Come tu invidiavi i miei voti in chimica e in matematica: alla fin fine come materie ti piacevano,
ma avevi un animo vago e viaggiatore che le cose terrene non le calcolavi nemmeno.
Ti chiamavi Vanda e lo detestavi con tutto il cuore quel nome.
Il mio è Eugenia e non so chi delle due sia messa meglio.
Pardon, era messa meglio.
Non ridevo mai, perché allora dicevo che i veri scienziati non si danno a bazzecole del genere.
Mi sbagliavo e pensa, ora sorrido pure.
Mi chiedono se ce la farò mai a superare il lutto e rispondo che in fin dei conti sei morta il giorno in cui hanno scoperto che avevi il cancro a tutti e due i polmoni.
Giù di chemio, giù di radio e ti vedevo spossata, magra e il sangue non defluiva più nei vasi sanguinei – almeno così mi sembrava,
ma era un’impressione data l’atmosfera che si respirava in ospedale.
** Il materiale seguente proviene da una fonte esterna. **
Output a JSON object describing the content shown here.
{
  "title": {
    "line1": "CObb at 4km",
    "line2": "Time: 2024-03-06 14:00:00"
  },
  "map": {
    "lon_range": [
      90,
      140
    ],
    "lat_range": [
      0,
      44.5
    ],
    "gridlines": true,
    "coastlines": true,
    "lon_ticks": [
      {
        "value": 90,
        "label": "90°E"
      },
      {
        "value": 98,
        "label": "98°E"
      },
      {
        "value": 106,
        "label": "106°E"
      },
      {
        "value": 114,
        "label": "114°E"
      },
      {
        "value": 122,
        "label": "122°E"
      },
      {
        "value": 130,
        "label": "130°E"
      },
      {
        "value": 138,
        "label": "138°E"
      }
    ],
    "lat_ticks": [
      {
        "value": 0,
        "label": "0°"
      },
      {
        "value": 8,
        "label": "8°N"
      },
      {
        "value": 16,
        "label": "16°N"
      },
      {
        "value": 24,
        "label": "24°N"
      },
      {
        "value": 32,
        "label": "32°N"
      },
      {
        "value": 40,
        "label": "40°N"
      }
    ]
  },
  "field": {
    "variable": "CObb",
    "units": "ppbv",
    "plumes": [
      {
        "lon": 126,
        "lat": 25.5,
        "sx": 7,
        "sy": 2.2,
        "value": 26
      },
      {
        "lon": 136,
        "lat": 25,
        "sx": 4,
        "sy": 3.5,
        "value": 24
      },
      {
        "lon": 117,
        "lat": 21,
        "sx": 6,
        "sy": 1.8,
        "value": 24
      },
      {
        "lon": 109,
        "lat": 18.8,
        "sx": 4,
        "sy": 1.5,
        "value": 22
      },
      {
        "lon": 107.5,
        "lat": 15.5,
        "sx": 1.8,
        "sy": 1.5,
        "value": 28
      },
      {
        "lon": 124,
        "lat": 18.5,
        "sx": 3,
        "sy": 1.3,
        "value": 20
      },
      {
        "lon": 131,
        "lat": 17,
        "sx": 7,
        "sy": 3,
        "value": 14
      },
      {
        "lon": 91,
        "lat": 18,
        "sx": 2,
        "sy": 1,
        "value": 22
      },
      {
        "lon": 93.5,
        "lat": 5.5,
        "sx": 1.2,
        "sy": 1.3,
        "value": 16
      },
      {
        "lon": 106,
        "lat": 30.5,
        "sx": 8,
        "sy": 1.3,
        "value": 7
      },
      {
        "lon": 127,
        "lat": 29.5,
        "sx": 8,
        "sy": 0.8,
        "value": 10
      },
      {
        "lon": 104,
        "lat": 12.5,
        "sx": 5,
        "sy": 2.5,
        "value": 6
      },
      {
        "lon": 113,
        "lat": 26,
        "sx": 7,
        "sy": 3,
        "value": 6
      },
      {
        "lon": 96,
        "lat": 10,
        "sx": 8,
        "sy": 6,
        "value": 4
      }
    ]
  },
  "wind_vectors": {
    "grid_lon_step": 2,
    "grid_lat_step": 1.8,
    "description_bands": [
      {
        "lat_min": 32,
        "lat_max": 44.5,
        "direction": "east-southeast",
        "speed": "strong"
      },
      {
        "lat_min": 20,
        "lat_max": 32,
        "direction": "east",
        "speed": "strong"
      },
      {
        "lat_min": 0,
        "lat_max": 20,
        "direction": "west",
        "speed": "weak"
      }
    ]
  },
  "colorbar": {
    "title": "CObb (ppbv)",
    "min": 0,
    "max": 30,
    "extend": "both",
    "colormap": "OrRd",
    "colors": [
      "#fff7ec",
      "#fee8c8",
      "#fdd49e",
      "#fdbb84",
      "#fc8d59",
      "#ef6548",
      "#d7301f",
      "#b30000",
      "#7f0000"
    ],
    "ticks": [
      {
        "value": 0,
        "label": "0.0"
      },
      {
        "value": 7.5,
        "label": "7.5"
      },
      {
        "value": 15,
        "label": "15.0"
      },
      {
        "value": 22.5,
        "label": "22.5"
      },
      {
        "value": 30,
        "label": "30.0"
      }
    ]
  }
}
Ricordo i tuoi occhi quando s’illuminavano solo a sentir parlare di Stephen King.
E al tuo amato computer, in cui trascrivevi i tuoi pensieri.
Questo è il mio ultimo anno universitario e lo dedico a te, Vanda Annichiarico.
Poi sarò dottoressa, in tuo onore.
Sembra stupido, banalmente romantico ma ci tengo.
Mi hai insegnato che il partner va trattato come pari e non come un possesso.
Mi hai insegnato a non dare retta alle parole di mio padre e vedere l’amore che c’è in giro.
Ma dicevi che l’odio rimane sempre, perché gli umani sono egoisti comunque.
E l’egoismo è un’erba difficile da estirpare.
Pago il conto alla cameriera e le sorrido, un sorriso che sfiora il flirt involontario.
Ha i tuoi stessi capelli corvini e il portamento da ballerina.
Torno a casa e l’appartamento è irrimediabilmente vuoto, mi manca la tua voce
specialmente quando gridavi di sbrigarmi perché c’era questo o quell’altro da fare.
Domani ho l’ultimo esame della mia carriera universitaria e parlerò della Pangea e dei continenti alla deriva.
Dicevi sempre che eravamo delle stelle nel firmamento.
Io rispondevo che dimenticavi sempre il mare.
Perché tutti dimentichiamo che in realtà la società è la prima lezione di affogamento.
Poi si muore e non c’è più nulla da fare, sei spacciato.